Three-Dimensional Image-Based Reservoir Pore Space Reconstruction: Spatial Resolution, Field of View and Heterogeneity

A suitable choice of spatial resolution is essential to the three-dimensional (3D) image-based reconstruction of reservoir pore space: a too low spatial resolution may result in the omission of sub-resolution porosity while too high spatial resolution may lead to a field of view smaller than the representative volume. In this work, the 3D pore spaces of conventional and tight sandstone specimens are reconstructed by X-ray computed tomography with various spatial resolutions and equal edge voxel quantities to study the influence of spatial resolution on the reconstruction quality. Petrophysical properties such as porosities, permeabilities and pore (throat) structure parameters are calculated from the 3D images and measured by helium porosity, Klinkenberg-corrected permeability and mercury intrusion capillary pressure porosimetry for comparison.

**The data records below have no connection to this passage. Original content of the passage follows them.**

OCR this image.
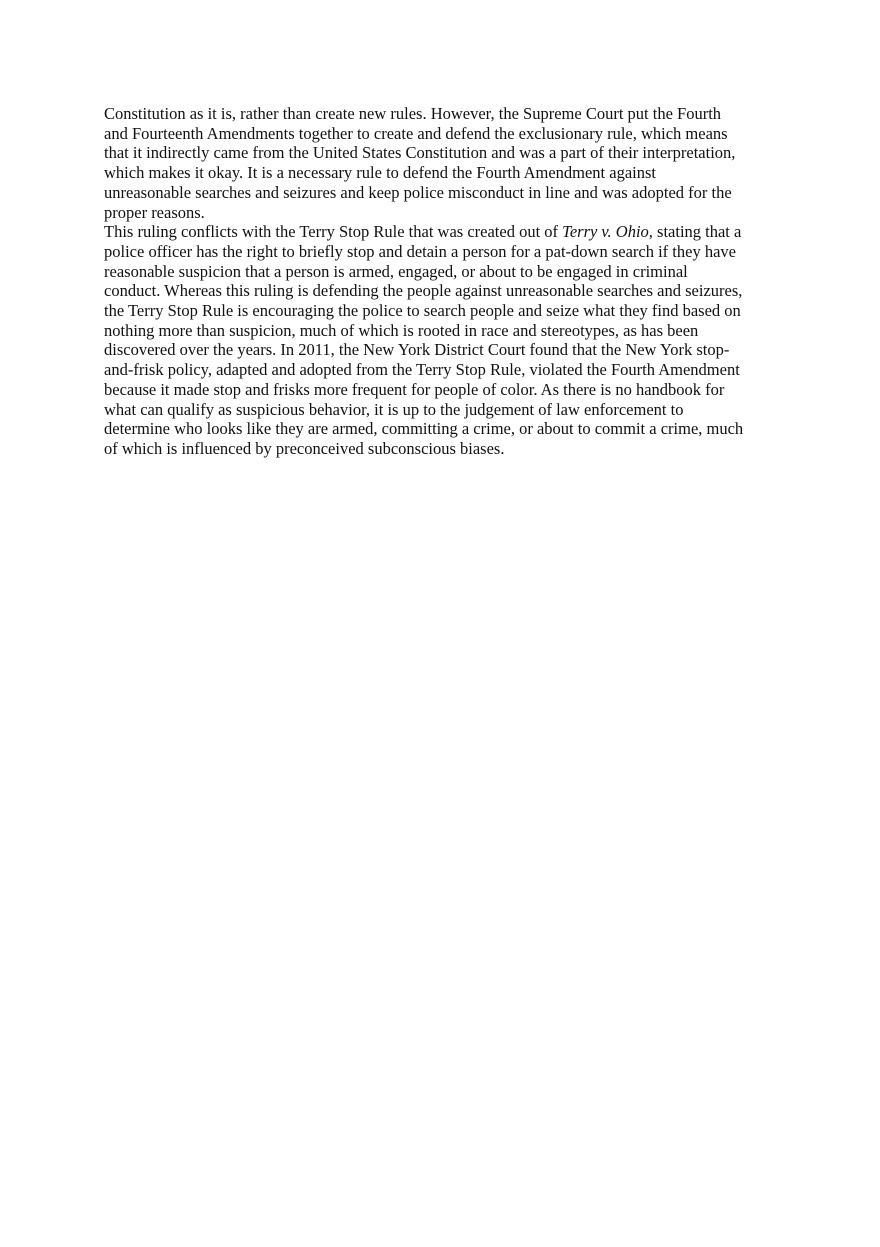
Constitution as it is, rather than create new rules. However, the Supreme Court put the Fourth
and Fourteenth Amendments together to create and defend the exclusionary rule, which means
that it indirectly came from the United States Constitution and was a part of their interpretation,
which makes it okay. It is a necessary rule to defend the Fourth Amendment against
unreasonable searches and seizures and keep police misconduct in line and was adopted for the
proper reasons.
This ruling conflicts with the Terry Stop Rule that was created out of Terry v. Ohio, stating that a
police officer has the right to briefly stop and detain a person for a pat-down search if they have
reasonable suspicion that a person is armed, engaged, or about to be engaged in criminal
conduct. Whereas this ruling is defending the people against unreasonable searches and seizures,
the Terry Stop Rule is encouraging the police to search people and seize what they find based on
nothing more than suspicion, much of which is rooted in race and stereotypes, as has been
discovered over the years. In 2011, the New York District Court found that the New York stop-
and-frisk policy, adapted and adopted from the Terry Stop Rule, violated the Fourth Amendment
because it made stop and frisks more frequent for people of color. As there is no handbook for
what can qualify as suspicious behavior, it is up to the judgement of law enforcement to
determine who looks like they are armed, committing a crime, or about to commit a crime, much
of which is influenced by preconceived subconscious biases.
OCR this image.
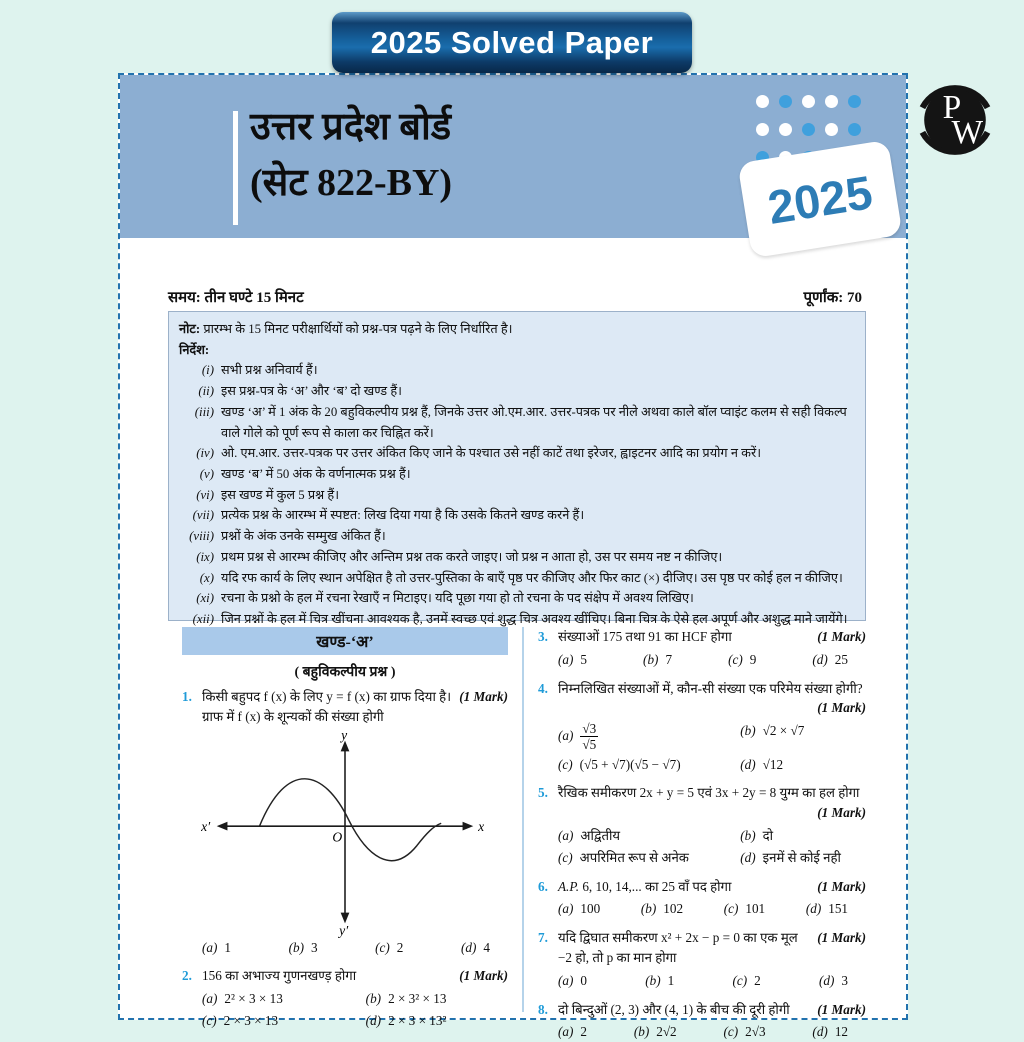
2025 Solved Paper
P
W
उत्तर प्रदेश बोर्ड
(सेट 822-BY)	2025
समय: तीन घण्टे 15 मिनट	पूर्णांक: 70
नोट: प्रारम्भ के 15 मिनट परीक्षार्थियों को प्रश्न-पत्र पढ़ने के लिए निर्धारित है।
निर्देश:
(i) सभी प्रश्न अनिवार्य हैं।
(ii) इस प्रश्न-पत्र के ‘अ’ और ‘ब’ दो खण्ड हैं।
(iii) खण्ड ‘अ’ में 1 अंक के 20 बहुविकल्पीय प्रश्न हैं, जिनके उत्तर ओ.एम.आर. उत्तर-पत्रक पर नीले अथवा काले बॉल प्वाइंट कलम से सही विकल्प वाले गोले को पूर्ण रूप से काला कर चिह्नित करें।
(iv) ओ. एम.आर. उत्तर-पत्रक पर उत्तर अंकित किए जाने के पश्चात उसे नहीं काटें तथा इरेजर, ह्वाइटनर आदि का प्रयोग न करें।
(v) खण्ड ‘ब’ में 50 अंक के वर्णनात्मक प्रश्न हैं।
(vi) इस खण्ड में कुल 5 प्रश्न हैं।
(vii) प्रत्येक प्रश्न के आरम्भ में स्पष्टत: लिख दिया गया है कि उसके कितने खण्ड करने हैं।
(viii) प्रश्नों के अंक उनके सम्मुख अंकित हैं।
(ix) प्रथम प्रश्न से आरम्भ कीजिए और अन्तिम प्रश्न तक करते जाइए। जो प्रश्न न आता हो, उस पर समय नष्ट न कीजिए।
(x) यदि रफ कार्य के लिए स्थान अपेक्षित है तो उत्तर-पुस्तिका के बाएँ पृष्ठ पर कीजिए और फिर काट (×) दीजिए। उस पृष्ठ पर कोई हल न कीजिए।
(xi) रचना के प्रश्नो के हल में रचना रेखाएँ न मिटाइए। यदि पूछा गया हो तो रचना के पद संक्षेप में अवश्य लिखिए।
(xii) जिन प्रश्नों के हल में चित्र खींचना आवश्यक है, उनमें स्वच्छ एवं शुद्ध चित्र अवश्य खींचिए। बिना चित्र के ऐसे हल अपूर्ण और अशुद्ध माने जायेंगे।
खण्ड-‘अ’
( बहुविकल्पीय प्रश्न )
1.	(1 Mark)
किसी बहुपद f (x) के लिए y = f (x) का ग्राफ दिया है। ग्राफ में f (x) के शून्यकों की संख्या होगी
y
y′
x
x′
O
(a) 1	(b) 3	(c) 2	(d) 4
2.	(1 Mark)
156 का अभाज्य गुणनखण्ड़ होगा
(a) 2² × 3 × 13	(b) 2 × 3² × 13
(c) 2 × 3 × 13	(d) 2 × 3 × 13²
3.	(1 Mark)
संख्याओं 175 तथा 91 का HCF होगा
(a) 5	(b) 7	(c) 9	(d) 25
4. निम्नलिखित संख्याओं में, कौन-सी संख्या एक परिमेय संख्या होगी?
(1 Mark)
$(a) \frac{√3}{√5}$	(b) √2 × √7
(c) (√5 + √7)(√5 − √7)	(d) √12
5. रैखिक समीकरण 2x + y = 5 एवं 3x + 2y = 8 युग्म का हल होगा
(1 Mark)
(a) अद्वितीय	(b) दो
(c) अपरिमित रूप से अनेक	(d) इनमें से कोई नही
6.	(1 Mark)
A.P. 6, 10, 14,... का 25 वाँ पद होगा
(a) 100	(b) 102	(c) 101	(d) 151
7.	(1 Mark)
यदि द्विघात समीकरण x² + 2x − p = 0 का एक मूल −2 हो, तो p का मान होगा
(a) 0	(b) 1	(c) 2	(d) 3
8.	(1 Mark)
दो बिन्दुओं (2, 3) और (4, 1) के बीच की दूरी होगी
(a) 2	(b) 2√2	(c) 2√3	(d) 12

High-resolution images are sampled from different positions in the specimens to evaluate the core-scale heterogeneities. The results show that 3D images with any single spatial resolution have limited detectivities on the pore and throat distribution of the reservoirs. If the edge voxel quantity is fixed, most of the image-derived petrophysical properties and their standard deviations change uniformly with the spatial resolution increment.